One important note: a couple weeks back, Chris Teeter at Beyond the Box Score took a crack at the same question, though using a slightly different method. Unsurprisingly, he found the same thing. If I’d seen the article before I’d had this mostly typed up, I might not have gone through with it, but as it stands, it’s always nice to find corroboration for a result.

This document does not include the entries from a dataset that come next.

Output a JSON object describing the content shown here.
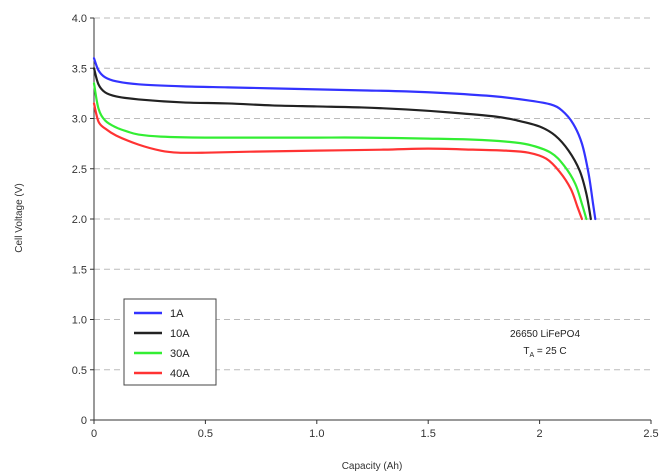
{
  "chart_data": {
    "type": "line",
    "title": "",
    "xlabel": "Capacity (Ah)",
    "ylabel": "Cell Voltage (V)",
    "xlim": [
      0,
      2.5
    ],
    "ylim": [
      0,
      4.0
    ],
    "x_ticks": [
      "0",
      "0.5",
      "1.0",
      "1.5",
      "2",
      "2.5"
    ],
    "y_ticks": [
      "0",
      "0.5",
      "1.0",
      "1.5",
      "2.0",
      "2.5",
      "3.0",
      "3.5",
      "4.0"
    ],
    "grid": "horizontal dashed",
    "legend_position": "bottom-left",
    "annotation": {
      "line1": "26650 LiFePO4",
      "line2_prefix": "T",
      "line2_sub": "A",
      "line2_suffix": " = 25 C"
    },
    "series": [
      {
        "name": "1A",
        "color": "#3333ff",
        "points": [
          [
            0,
            3.6
          ],
          [
            0.02,
            3.48
          ],
          [
            0.05,
            3.41
          ],
          [
            0.1,
            3.37
          ],
          [
            0.2,
            3.34
          ],
          [
            0.4,
            3.32
          ],
          [
            0.6,
            3.31
          ],
          [
            0.8,
            3.3
          ],
          [
            1.0,
            3.29
          ],
          [
            1.2,
            3.28
          ],
          [
            1.4,
            3.27
          ],
          [
            1.6,
            3.25
          ],
          [
            1.8,
            3.22
          ],
          [
            1.95,
            3.18
          ],
          [
            2.05,
            3.14
          ],
          [
            2.1,
            3.08
          ],
          [
            2.15,
            2.95
          ],
          [
            2.19,
            2.75
          ],
          [
            2.22,
            2.45
          ],
          [
            2.24,
            2.15
          ],
          [
            2.25,
            2.0
          ]
        ]
      },
      {
        "name": "10A",
        "color": "#222222",
        "points": [
          [
            0,
            3.5
          ],
          [
            0.02,
            3.34
          ],
          [
            0.05,
            3.26
          ],
          [
            0.1,
            3.22
          ],
          [
            0.2,
            3.19
          ],
          [
            0.4,
            3.16
          ],
          [
            0.6,
            3.15
          ],
          [
            0.8,
            3.13
          ],
          [
            1.0,
            3.12
          ],
          [
            1.2,
            3.11
          ],
          [
            1.4,
            3.09
          ],
          [
            1.6,
            3.06
          ],
          [
            1.8,
            3.02
          ],
          [
            1.9,
            2.98
          ],
          [
            2.0,
            2.92
          ],
          [
            2.07,
            2.83
          ],
          [
            2.13,
            2.68
          ],
          [
            2.18,
            2.48
          ],
          [
            2.21,
            2.25
          ],
          [
            2.23,
            2.0
          ]
        ]
      },
      {
        "name": "30A",
        "color": "#33ee33",
        "points": [
          [
            0,
            3.35
          ],
          [
            0.02,
            3.1
          ],
          [
            0.05,
            2.98
          ],
          [
            0.1,
            2.91
          ],
          [
            0.15,
            2.87
          ],
          [
            0.2,
            2.84
          ],
          [
            0.3,
            2.82
          ],
          [
            0.5,
            2.81
          ],
          [
            0.8,
            2.81
          ],
          [
            1.0,
            2.81
          ],
          [
            1.2,
            2.81
          ],
          [
            1.5,
            2.8
          ],
          [
            1.7,
            2.79
          ],
          [
            1.85,
            2.77
          ],
          [
            1.95,
            2.74
          ],
          [
            2.05,
            2.66
          ],
          [
            2.11,
            2.53
          ],
          [
            2.16,
            2.35
          ],
          [
            2.19,
            2.15
          ],
          [
            2.21,
            2.0
          ]
        ]
      },
      {
        "name": "40A",
        "color": "#ff3333",
        "points": [
          [
            0,
            3.15
          ],
          [
            0.02,
            2.97
          ],
          [
            0.05,
            2.9
          ],
          [
            0.1,
            2.83
          ],
          [
            0.2,
            2.74
          ],
          [
            0.3,
            2.68
          ],
          [
            0.38,
            2.66
          ],
          [
            0.5,
            2.66
          ],
          [
            0.7,
            2.67
          ],
          [
            1.0,
            2.68
          ],
          [
            1.3,
            2.69
          ],
          [
            1.5,
            2.7
          ],
          [
            1.7,
            2.69
          ],
          [
            1.85,
            2.68
          ],
          [
            1.95,
            2.66
          ],
          [
            2.03,
            2.6
          ],
          [
            2.09,
            2.47
          ],
          [
            2.14,
            2.3
          ],
          [
            2.17,
            2.12
          ],
          [
            2.19,
            2.0
          ]
        ]
      }
    ]
  }
}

Name | FB% | SL% | CT% | CB% | CH% | SF% | KN% | HHI | |
---|---|---|---|---|---|---|---|---|---|
1 | Sean Marshall | 25.6 | 18.3 | 17.7 | 38.0 | 0.5 | 0.0 | 0.0 | 2748 |
2 | Brandon Lyon | 43.8 | 18.3 | 14.8 | 18.7 | 4.4 | 0.0 | 0.0 | 2841 |
3 | D.J. Carrasco | 32.5 | 11.2 | 39.6 | 14.8 | 2.0 | 0.0 | 0.0 | 2973 |
4 | Alfredo Aceves | 46.5 | 0.0 | 17.9 | 19.8 | 13.5 | 2.3 | 0.0 | 3062 |
5 | Logan Ondrusek | 41.5 | 2.0 | 30.7 | 20.0 | 0.0 | 5.8 | 0.0 | 3102 |
Name | FB% | SL% | CT% | CB% | CH% | SF% | KN% | HHI | |
---|---|---|---|---|---|---|---|---|---|
1 | Kenley Jansen | 91.4 | 7.8 | 0.0 | 0.2 | 0.6 | 0.0 | 0.0 | 8415 |
2 | Mariano Rivera | 11.1 | 0.0 | 88.9 | 0.0 | 0.0 | 0.0 | 0.0 | 8026 |
3 | Ronald Belisario | 85.4 | 12.7 | 0.0 | 0.0 | 0.0 | 1.9 | 0.0 | 7458 |
4 | Matt Thornton | 84.1 | 12.5 | 3.3 | 0.0 | 0.1 | 0.0 | 0.0 | 7240 |
5 | Ernesto Frieri | 82.9 | 5.6 | 0.0 | 10.4 | 1.1 | 0.0 | 0.0 | 7013 |
Name | FB% | SL% | CT% | CB% | CH% | SF% | KN% | HHI | |
---|---|---|---|---|---|---|---|---|---|
1 | Shaun Marcum | 36.6 | 9.3 | 17.6 | 12.4 | 24.1 | 0.0 | 0.0 | 2470 |
2 | Freddy Garcia | 35.4 | 26.6 | 0.0 | 7.9 | 13.0 | 17.1 | 0.0 | 2485 |
3 | Bronson Arroyo | 42.6 | 20.6 | 5.1 | 14.2 | 17.6 | 0.0 | 0.0 | 2777 |
4 | Yu Darvish | 42.6 | 23.3 | 16.5 | 11.2 | 1.2 | 5.1 | 0.0 | 2783 |
5 | Mike Leake | 43.5 | 11.8 | 23.4 | 9.9 | 11.6 | 0.0 | 0.0 | 2812 |
Name | FB% | SL% | CT% | CB% | CH% | SF% | KN% | HHI | |
---|---|---|---|---|---|---|---|---|---|
1 | Bartolo Colon | 86.2 | 9.1 | 0.2 | 0.0 | 4.6 | 0.0 | 0.0 | 7534 |
2 | Tim Wakefield | 10.5 | 0.0 | 0.0 | 3.7 | 0.0 | 0.0 | 85.8 | 7486 |
3 | R.A. Dickey | 16.8 | 0.0 | 0.0 | 0.2 | 1.5 | 0.0 | 81.5 | 6927 |
4 | Justin Masterson | 78.4 | 20.3 | 0.0 | 0.0 | 1.3 | 0.0 | 0.0 | 6560 |
5 | Aaron Cook | 79.7 | 9.7 | 2.8 | 7.6 | 0.4 | 0.0 | 0.0 | 6512 |
Boring methodological footnote: There’s one primary conceptual problem with using HHI, and that’s that in certain situations it gives a counterintuitive result for this application. For instance, under our line of reasoning we would think that, ceteris paribus, a pitcher who throws a fastball 90% of a time and a change 10% of the time would have an easier decision to make than one who throws a fastball 90% of the time and a change and slider 5% each. However, the HHI is higher for the latter pitcher—which makes sense in the context of market concentration, but not in this scenario. (The same issue holds for the Gini coefficient, for that matter.) There’s a very high correlation between HHI and the frequency of a pitcher’s most common pitch, though, and using the latter doesn’t change any of the conclusions of the post.